The one area that did seem to offer relatively more promise relates to the hypothesis that arts managers are failing to connect people with opportunities they are likely to appreciate the most in part because they are not taking advantage of predictive analytics. Though the literature base is not extensive, we did find research addressing both the benefits of predictive analytics in an arts context and their lack of uptake within the sector.
That said, it should be noted that this was very much a preliminary review and further investigation would likely yield relevant sources that we have not yet uncovered.
Hypotheses that should be added in light of what we found in the research
During the course of our investigation, we did add to our first hypothesis, which now reads:
Arts administrators lack the skills to identify people whose work improves other people’s lives in concrete and meaningful ways because evaluative metrics and methodologies typically don’t do a good job of measuring “improvement” across arts disciplines or treatment conditions, and because administrators don’t know of or how to use the research that does exist.
The portion in italics is new, and was inspired in part by search results.
Areas of consensus and debate in the research
In the broad decision-making research, it seems fairly uncontroversial that cognitive biases exist and that they affect decision making.

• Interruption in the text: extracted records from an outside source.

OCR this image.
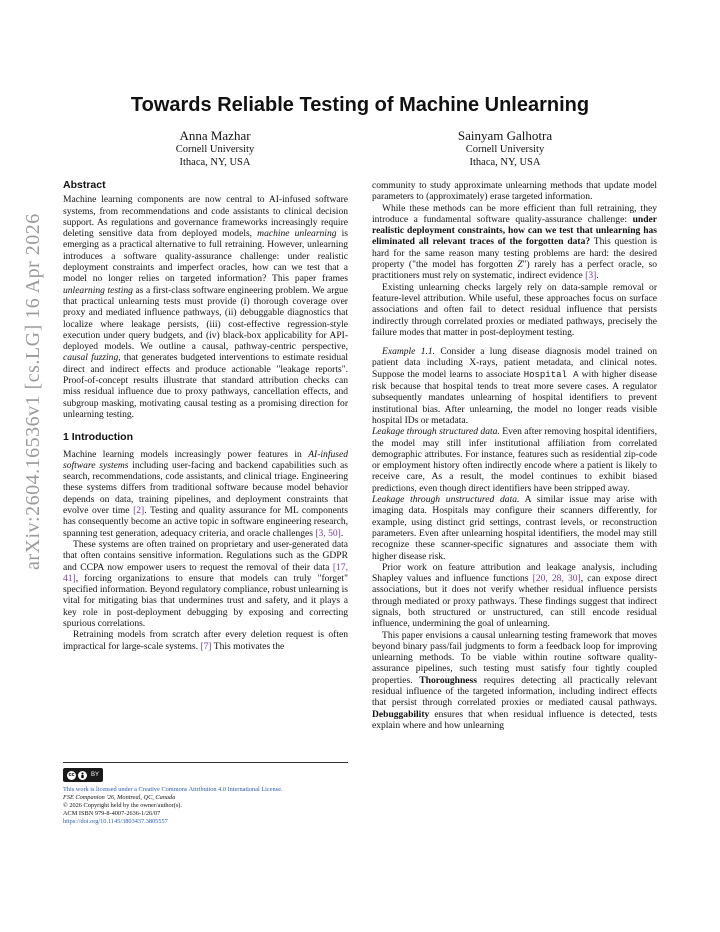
arXiv:2604.16536v1 [cs.LG] 16 Apr 2026
Towards Reliable Testing of Machine Unlearning
Anna Mazhar
Cornell University
Ithaca, NY, USA
Sainyam Galhotra
Cornell University
Ithaca, NY, USA
Abstract

Machine learning components are now central to AI-infused software systems, from recommendations and code assistants to clinical decision support. As regulations and governance frameworks increasingly require deleting sensitive data from deployed models, machine unlearning is emerging as a practical alternative to full retraining. However, unlearning introduces a software quality-assurance challenge: under realistic deployment constraints and imperfect oracles, how can we test that a model no longer relies on targeted information? This paper frames unlearning testing as a first-class software engineering problem. We argue that practical unlearning tests must provide (i) thorough coverage over proxy and mediated influence pathways, (ii) debuggable diagnostics that localize where leakage persists, (iii) cost-effective regression-style execution under query budgets, and (iv) black-box applicability for API-deployed models. We outline a causal, pathway-centric perspective, causal fuzzing, that generates budgeted interventions to estimate residual direct and indirect effects and produce actionable "leakage reports". Proof-of-concept results illustrate that standard attribution checks can miss residual influence due to proxy pathways, cancellation effects, and subgroup masking, motivating causal testing as a promising direction for unlearning testing.

1 Introduction

Machine learning models increasingly power features in AI-infused software systems including user-facing and backend capabilities such as search, recommendations, code assistants, and clinical triage. Engineering these systems differs from traditional software because model behavior depends on data, training pipelines, and deployment constraints that evolve over time [2]. Testing and quality assurance for ML components has consequently become an active topic in software engineering research, spanning test generation, adequacy criteria, and oracle challenges [3, 50].

These systems are often trained on proprietary and user-generated data that often contains sensitive information. Regulations such as the GDPR and CCPA now empower users to request the removal of their data [17, 41], forcing organizations to ensure that models can truly "forget" specified information. Beyond regulatory compliance, robust unlearning is vital for mitigating bias that undermines trust and safety, and it plays a key role in post-deployment debugging by exposing and correcting spurious correlations.

Retraining models from scratch after every deletion request is often impractical for large-scale systems. [7] This motivates the

cc	BY
This work is licensed under a Creative Commons Attribution 4.0 International License.
FSE Companion '26, Montreal, QC, Canada
© 2026 Copyright held by the owner/author(s).
ACM ISBN 979-8-4007-2636-1/26/07
https://doi.org/10.1145/3803437.3805557

community to study approximate unlearning methods that update model parameters to (approximately) erase targeted information.

While these methods can be more efficient than full retraining, they introduce a fundamental software quality-assurance challenge: under realistic deployment constraints, how can we test that unlearning has eliminated all relevant traces of the forgotten data? This question is hard for the same reason many testing problems are hard: the desired property ("the model has forgotten Z") rarely has a perfect oracle, so practitioners must rely on systematic, indirect evidence [3].

Existing unlearning checks largely rely on data-sample removal or feature-level attribution. While useful, these approaches focus on surface associations and often fail to detect residual influence that persists indirectly through correlated proxies or mediated pathways, precisely the failure modes that matter in post-deployment testing.

Example 1.1. Consider a lung disease diagnosis model trained on patient data including X-rays, patient metadata, and clinical notes. Suppose the model learns to associate Hospital A with higher disease risk because that hospital tends to treat more severe cases. A regulator subsequently mandates unlearning of hospital identifiers to prevent institutional bias. After unlearning, the model no longer reads visible hospital IDs or metadata.

Leakage through structured data. Even after removing hospital identifiers, the model may still infer institutional affiliation from correlated demographic attributes. For instance, features such as residential zip-code or employment history often indirectly encode where a patient is likely to receive care, As a result, the model continues to exhibit biased predictions, even though direct identifiers have been stripped away.

Leakage through unstructured data. A similar issue may arise with imaging data. Hospitals may configure their scanners differently, for example, using distinct grid settings, contrast levels, or reconstruction parameters. Even after unlearning hospital identifiers, the model may still recognize these scanner-specific signatures and associate them with higher disease risk.

Prior work on feature attribution and leakage analysis, including Shapley values and influence functions [20, 28, 30], can expose direct associations, but it does not verify whether residual influence persists through mediated or proxy pathways. These findings suggest that indirect signals, both structured or unstructured, can still encode residual influence, undermining the goal of unlearning.

This paper envisions a causal unlearning testing framework that moves beyond binary pass/fail judgments to form a feedback loop for improving unlearning methods. To be viable within routine software quality-assurance pipelines, such testing must satisfy four tightly coupled properties. Thoroughness requires detecting all practically relevant residual influence of the targeted information, including indirect effects that persist through correlated proxies or mediated causal pathways. Debuggability ensures that when residual influence is detected, tests explain where and how unlearning
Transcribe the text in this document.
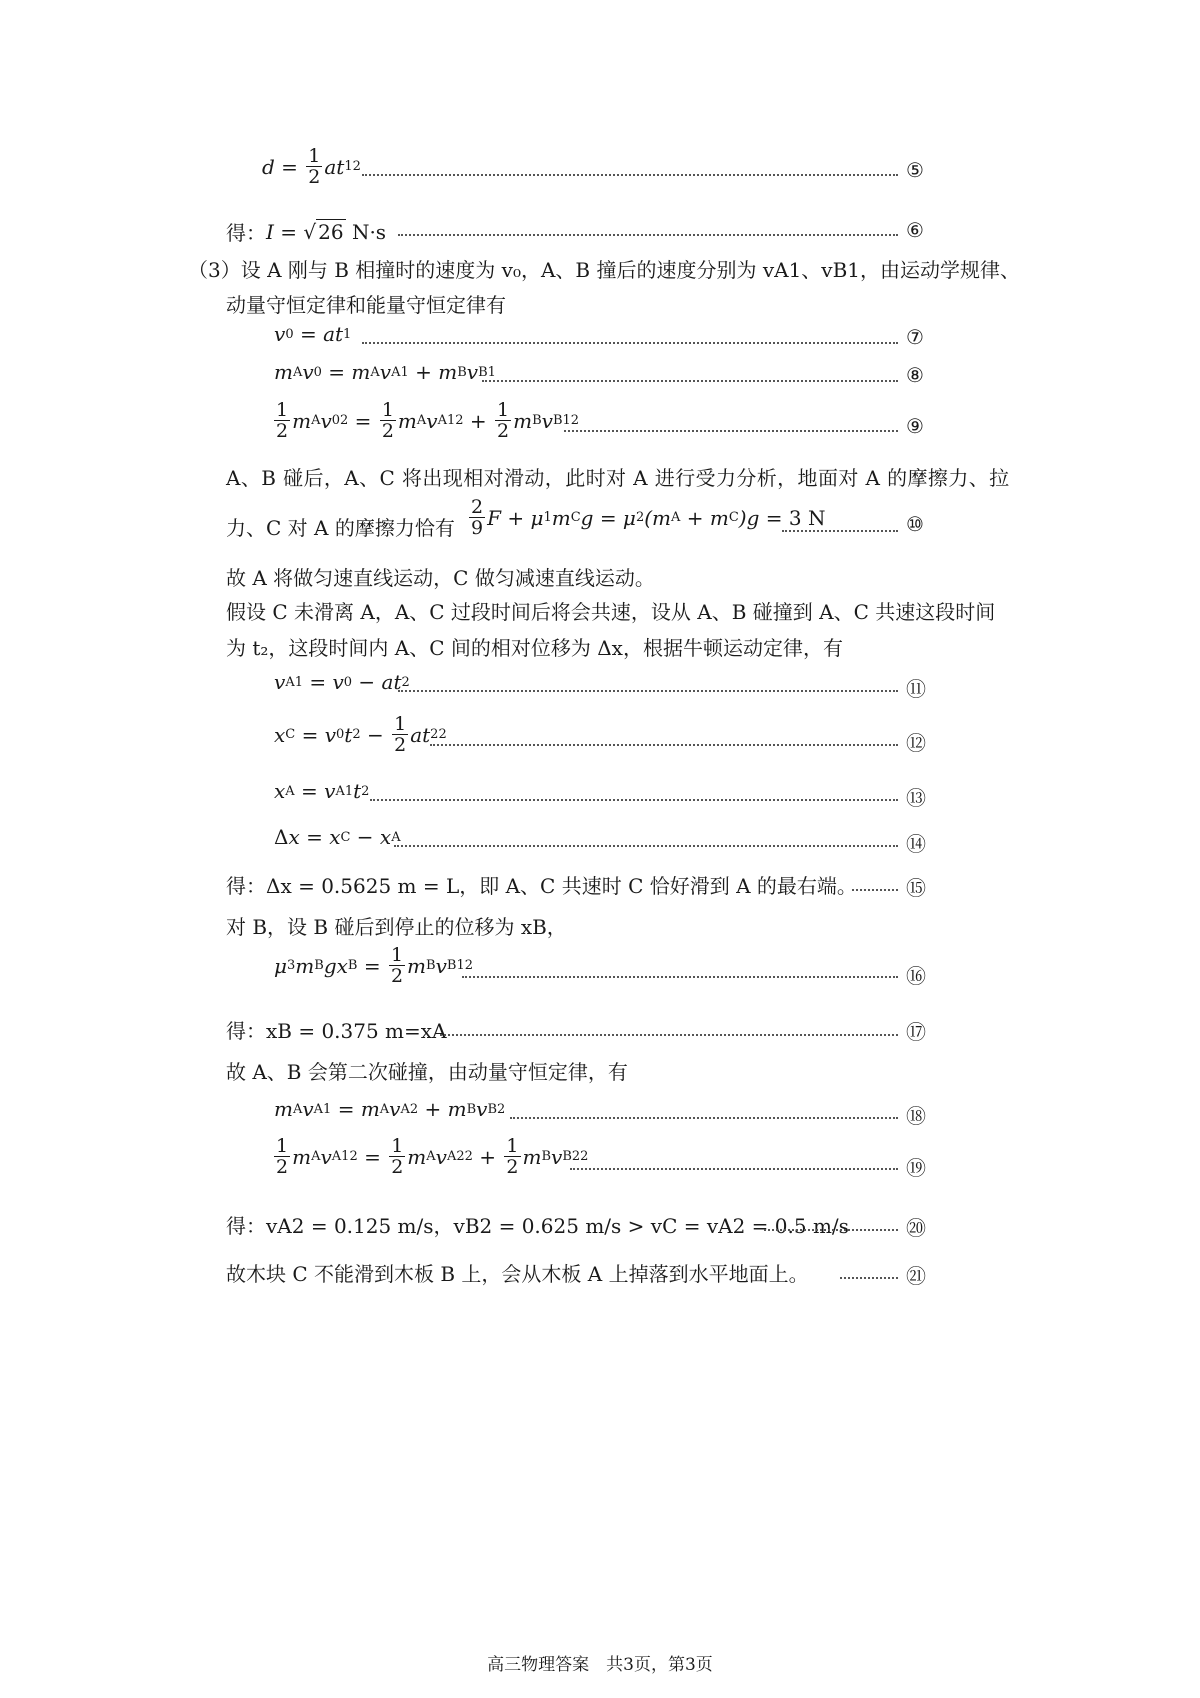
$d = \frac{1}{2}$ at 1 2	⑤
得： I = √ 26
N·s	⑥
（3）设 A 刚与 B 相撞时的速度为 v₀，A、B 撞后的速度分别为 vA1、vB1，由运动学规律、
动量守恒定律和能量守恒定律有
v 0 = at 1	⑦
m A v 0 = m A v A1 + m B v B1	⑧
$\frac{1}{2}$ m A v 0 $2 = \frac{1}{2}$ m A v A1 $2 + \frac{1}{2}$ m B v B1 2	⑨
A、B 碰后，A、C 将出现相对滑动，此时对 A 进行受力分析，地面对 A 的摩擦力、拉
力、C 对 A 的摩擦力恰有 $\frac{2}{9}$ F + μ 1 m C g = μ 2 (m A + m C )g = 3 N	⑩
故 A 将做匀速直线运动，C 做匀减速直线运动。
假设 C 未滑离 A，A、C 过段时间后将会共速，设从 A、B 碰撞到 A、C 共速这段时间
为 t₂，这段时间内 A、C 间的相对位移为 Δx，根据牛顿运动定律，有
v A1 = v 0 − at 2	⑪
x C = v 0 t $2 - \frac{1}{2}$ at 2 2	⑫
x A = v A1 t 2	⑬
Δ x = x C − x A	⑭
得：Δx = 0.5625 m = L，即 A、C 共速时 C 恰好滑到 A 的最右端。 ⑮
对 B，设 B 碰后到停止的位移为 xB，
μ 3 m B gx $B = \frac{1}{2}$ m B v B1 2	⑯
得：xB = 0.375 m=xA	⑰
故 A、B 会第二次碰撞，由动量守恒定律，有
m A v A1 = m A v A2 + m B v B2	⑱
$\frac{1}{2}$ m A v A1 $2 = \frac{1}{2}$ m A v A2 $2 + \frac{1}{2}$ m B v B2 2	⑲
得：vA2 = 0.125 m/s，vB2 = 0.625 m/s > vC = vA2 = 0.5 m/s	⑳
故木块 C 不能滑到木板 B 上，会从木板 A 上掉落到水平地面上。	㉑
高三物理答案　共3页，第3页
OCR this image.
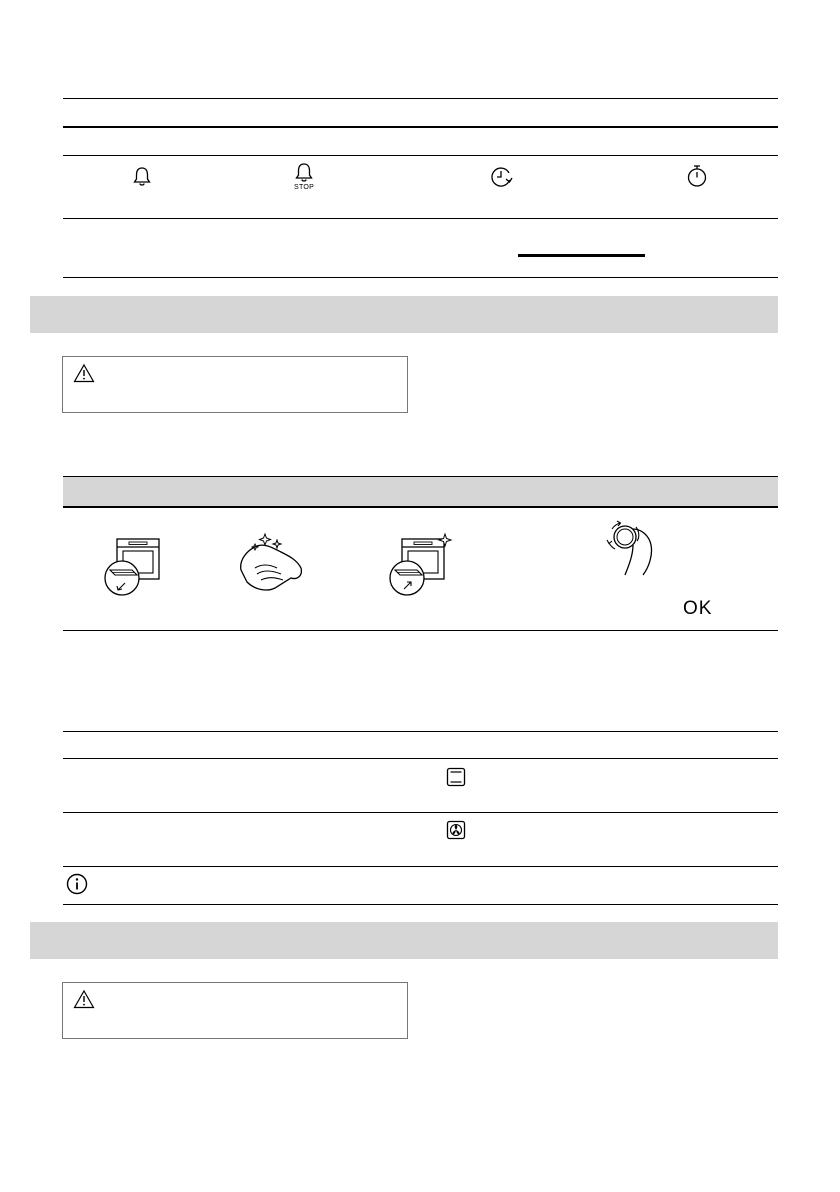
STOP
OK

However, there does seem to be a bit of debate around the extent to which this is a problem for the strategic management of organizations.
Otherwise, the literature was too thin for us to determine obvious strands of consensus based on this preliminary review.
Initial impression regarding the extent to which each hypothesis is supported by the research that does exist
- We have a low (Ian) to medium (Devon) level of confidence that the research that does exist supports the hypothesis that arts administrators lack skills to identify people whose work improves other people’s lives in meaningful ways.
- We have a low level of confidence that the research supports the hypothesis that arts administrators lack skills to identify people whose work adds something unique to the cultural diet of humanity or whose culture is deeply marginalized in society.
- We have a medium (Ian) to high (Devon) level of confidence that the research supports the hypothesis that arts administrators are failing to connect people with opportunities to participate that they would appreciate the most.
- We have a low (Ian) to medium (Devon) level of confidence that the research supports the hypothesis that arts nonprofits do not perform their role in a healthy arts ecosystem as efficiently or effectively as they could due to HR challenges.
With all of the above, it’s important to note that we did not find much research disconfirming these hypotheses; the low levels of confidence are primarily the result of most of the research having only tangential relevance. In addition, we feel that there is likely more out there on some of these topics that we were not able to find.
Utility of Zotero, Papers, and Google Docs/Sheets for tracking preliminary investigations like these
Devon reported no complaints with Google Docs and Sheets. Ian liked being able to track notes and actions easily in Google Docs, but found the grid format of Sheets to be time-consuming for recording information and limiting in terms of easily accessing the literature that had already been recorded. He is eager to try another solution.